They are the Mutt and Jeff of college lacrosse, but when they begin their afternoon-long dual today at Johns Hopkins, no one in the expected overflow crowd of 12,000 will be laughing.
To those attending this Hopkins-Maryland confrontation, what happens between the Blue Jays' 5-foot-7 Bob Maimone and the Terrapins' 6-1 Bob Ott in their midfield faceoff battles is most serious business. The teams are so close in talent that the outcome of the 2 p.m. NCAA semifinal game could well be determined by these two talented players.
Last Saturday, Ott dominated Maimone until the squads went into overtime. Then Maimone took charge, won a series of crucial faceoffs in the second extra period and Hopkins won, 21-20.
"There is no question that really hurt us," Ott said yesterday. "But I was really dead by the time the overtime periods came. I can't remember anything about them. I had paced myself for a four-quarter game and I didn't have anything left."
Keeping Ott fresh in the heat of the Homewood playing field is one of coach Bud Beardmore's biggest worries entering the game. And it also points up a major difference in the philosophies the teams take toward faceoffs, which occur at the start of each period and after every goal.
Ott takes a regular turn with his midfield unit as well as handling most of the faceoffs. Maimone, however, does nothing but fade off. As soon as the faceoff is over, he leaves the field for a substitute.
"I hate to see the game develop into a game of specialists," said Ott. "I wouldn't want to just face off. I like to play too. No doubt it's and advantage for him to be resting while I'm playing but it's something I have to overcome."

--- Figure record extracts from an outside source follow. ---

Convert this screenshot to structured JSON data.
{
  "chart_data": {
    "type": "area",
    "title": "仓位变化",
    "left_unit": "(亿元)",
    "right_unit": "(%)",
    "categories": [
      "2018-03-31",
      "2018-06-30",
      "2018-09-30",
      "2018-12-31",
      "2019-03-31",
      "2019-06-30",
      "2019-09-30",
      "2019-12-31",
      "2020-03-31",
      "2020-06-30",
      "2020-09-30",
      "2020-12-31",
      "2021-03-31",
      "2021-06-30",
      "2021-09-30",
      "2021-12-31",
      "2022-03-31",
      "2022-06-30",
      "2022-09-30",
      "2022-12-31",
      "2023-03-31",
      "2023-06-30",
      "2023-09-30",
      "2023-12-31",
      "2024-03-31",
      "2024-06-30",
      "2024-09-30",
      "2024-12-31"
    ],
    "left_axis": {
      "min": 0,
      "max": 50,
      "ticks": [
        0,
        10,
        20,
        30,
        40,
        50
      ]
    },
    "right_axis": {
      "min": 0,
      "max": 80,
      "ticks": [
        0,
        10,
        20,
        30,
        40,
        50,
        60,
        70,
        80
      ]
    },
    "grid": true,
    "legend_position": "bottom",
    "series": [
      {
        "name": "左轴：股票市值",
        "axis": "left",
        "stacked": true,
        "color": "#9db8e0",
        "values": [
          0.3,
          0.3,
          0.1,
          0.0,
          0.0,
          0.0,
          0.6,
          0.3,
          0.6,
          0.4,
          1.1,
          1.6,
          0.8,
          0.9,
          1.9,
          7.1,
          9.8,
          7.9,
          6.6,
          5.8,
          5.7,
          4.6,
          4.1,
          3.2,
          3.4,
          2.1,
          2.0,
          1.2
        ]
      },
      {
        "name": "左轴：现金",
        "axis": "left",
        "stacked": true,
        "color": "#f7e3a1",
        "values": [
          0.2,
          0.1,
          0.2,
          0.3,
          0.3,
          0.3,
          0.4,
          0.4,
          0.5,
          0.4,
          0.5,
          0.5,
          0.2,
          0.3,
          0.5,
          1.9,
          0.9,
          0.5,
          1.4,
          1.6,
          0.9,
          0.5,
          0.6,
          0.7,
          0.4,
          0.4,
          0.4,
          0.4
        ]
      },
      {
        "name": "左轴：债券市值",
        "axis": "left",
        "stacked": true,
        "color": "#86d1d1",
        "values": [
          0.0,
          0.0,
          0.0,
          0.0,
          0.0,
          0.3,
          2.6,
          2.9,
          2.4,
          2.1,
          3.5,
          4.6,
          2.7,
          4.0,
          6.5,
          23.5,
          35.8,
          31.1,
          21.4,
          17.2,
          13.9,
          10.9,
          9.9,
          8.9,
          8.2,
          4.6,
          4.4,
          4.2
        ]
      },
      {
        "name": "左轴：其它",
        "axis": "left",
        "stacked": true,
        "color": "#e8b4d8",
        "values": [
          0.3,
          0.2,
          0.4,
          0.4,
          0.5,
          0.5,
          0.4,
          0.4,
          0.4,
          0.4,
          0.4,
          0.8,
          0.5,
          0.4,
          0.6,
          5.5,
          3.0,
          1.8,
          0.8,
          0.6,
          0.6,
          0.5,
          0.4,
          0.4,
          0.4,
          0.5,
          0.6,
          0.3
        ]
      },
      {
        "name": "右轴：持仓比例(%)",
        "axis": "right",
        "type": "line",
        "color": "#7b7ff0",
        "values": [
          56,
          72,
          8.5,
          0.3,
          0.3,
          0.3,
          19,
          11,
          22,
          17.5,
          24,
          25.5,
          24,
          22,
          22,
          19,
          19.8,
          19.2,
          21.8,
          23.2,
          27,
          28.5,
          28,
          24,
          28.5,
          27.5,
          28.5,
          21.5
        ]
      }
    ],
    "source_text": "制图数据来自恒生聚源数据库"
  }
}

The two also have contrasting styles and approaches to the art of facing off. Mamimone who weighs 195 pounds and [WORD ILLEGIBLE] huge forearms and wrists, relies on bulldog tenacity and strength. Ott, an angular 185-pounder, depends on experience and quickness.
While Maimone paces back and forth before each faceoff, psyching himself for the upcoming confrontation, Ott will chat casually with a referee, trying to relax.
Despite their frequency, face offs are one of the big mysteries of lacrosse. They take place in a small area in the middle of the field and because the two players are crouched low over the ball, the view from the stands is poor.
What is taking place is simple: The players have their sticks on the ground, with the nets of the sticks about an inch apart. The official places the ball between the nets (but off the ground) and then blows his whistle.
It then becomes a matter of which player can rake or scoop the ball away from the other. Maimone, who Ott says, "practically has his nose on the ball", tries to overpower his foe. Ott tries to pry the ball loose so he can dash over and pick it up.
"It's a matter of adjusting and then adjusting again," said Ott. "We may wind up facing each other 40 times in the game. So it becomes a mental duel."
In the other NCAA semifinal, at Ithaca, N.Y., Cornell, the defending national champion and winner of 27 straight games, is a top-heavy pick over Navy, which upset Pen Tuesday.